Seine Berufswahl führte Shih 1974 nach Österreich. An der Universität für Musik und Darstellende Kunst in Wien studierte er Harfe und Komposition; das Studium schloss er 1983 mit dem Diplom im Fach Komposition ab. Seit 1984 ist er österreichischer Staatsbürger.

Shih ist als freischaffender Komponist und Musikpädagoge tätig, seit 2002 auch als künstlerischer Leiter des von ihm

gegründeten Pazifik Jugendorchesters Wien. Besondere Verdienste erwarb er sich als Vermittler zeitgenössischer österreichischer Musik nach China. Seine eigenen Werke – Kammermusik, Ballettmusik, Lieder,

große Orchesterwerke, Oper und Oratorium – wurden in vielen europäischen und asiatischen Ländern sowie in den USA aufgeführt.

Die internationale Kritik wurde erstmals 1994 auf Shih aufmerksam: als in der Leipziger Oper mit durchschlagendem Erfolg seine Kammeroper „Vatermord“ herauskam (nach der

Uraufführung in Dresden und gefolgt von Aufführungen in Nürnberg, Erlangen, Wien und Berlin). Weitere wichtige Schritte waren das in Münster uraufgeführte und in den Niederlanden nachgespielte Oratorium „Lebend’ges Land“ sowie der Zyklus „Ein Takt für...“ (z. B. „Ein Takt für Klarinette und Klavier“), mit dem Shih zu seinem eigenen Stil einer formskeptisch-enthaltsamen Umsetzung emotionaler Zustände und Prozesse fand, an der die Kritik vor allem Schwerelosigkeit, Abwendung vom äußerlichen Effekt sowie ein hohes Maß an interpretatorischem Freiraum rühmt. Zu seinen CDs gehören die ORF-Aufnahme der Kammeroper „Vatermord“ und „21st century portraits“.

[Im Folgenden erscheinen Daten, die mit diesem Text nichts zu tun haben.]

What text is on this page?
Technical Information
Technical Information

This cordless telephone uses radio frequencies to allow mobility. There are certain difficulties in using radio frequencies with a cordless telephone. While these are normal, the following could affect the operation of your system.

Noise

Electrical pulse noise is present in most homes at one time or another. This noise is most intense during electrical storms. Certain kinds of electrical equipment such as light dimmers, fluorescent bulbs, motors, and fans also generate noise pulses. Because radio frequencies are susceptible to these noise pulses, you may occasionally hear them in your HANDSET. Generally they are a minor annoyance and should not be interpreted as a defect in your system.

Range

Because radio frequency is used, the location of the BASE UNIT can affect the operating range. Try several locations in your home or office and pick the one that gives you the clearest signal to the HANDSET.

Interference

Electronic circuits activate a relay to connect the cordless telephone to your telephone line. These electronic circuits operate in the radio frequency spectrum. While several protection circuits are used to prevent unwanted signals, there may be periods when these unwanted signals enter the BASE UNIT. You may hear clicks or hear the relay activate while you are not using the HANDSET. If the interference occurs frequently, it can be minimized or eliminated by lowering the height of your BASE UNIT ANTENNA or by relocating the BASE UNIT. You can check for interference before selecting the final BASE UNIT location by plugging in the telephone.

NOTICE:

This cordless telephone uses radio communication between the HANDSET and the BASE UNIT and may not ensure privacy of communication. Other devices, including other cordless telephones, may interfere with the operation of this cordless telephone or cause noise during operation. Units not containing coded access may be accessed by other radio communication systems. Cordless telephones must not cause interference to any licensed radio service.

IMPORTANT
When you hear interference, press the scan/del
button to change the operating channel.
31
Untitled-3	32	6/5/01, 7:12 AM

Shih beschäftigt sich seit langem mit dem Thema der Klangdynamik in Räumen. Die Uraufführung seiner Komposition „Ein Takt für einen Streicher (nach Wahl) und drei Schlagwerker“ war 2008 das erste von vielen Werken in einer Reihe musikalisch-räumlicher Experimente, gefolgt von der Klanginstallation „Prayer“ 2011 in Taiwan (siehe Werkliste).

Mit Fabian Dembski vom Höchstleistungsrechenzentrum Stuttgart und in Zusammenarbeit mit der Universität Kiel sowie dem Zoologischen Museum Kiel entwickelte Shih die Klanginstallationen „Schweigendes Meer“ und „Tanzendes Meer“, die 2015 mit großem Publikums- und Medienerfolg in Kiel uraufgeführt wurden. Starkes Echo fand auch die Weiterentwicklung dieses Konzepts mit der Produktion der Klangskulptur „Wolken und Wellen“ für das Festival „KlangZeit“ im Landesmuseum für Kunst und Kultur Münster (2018).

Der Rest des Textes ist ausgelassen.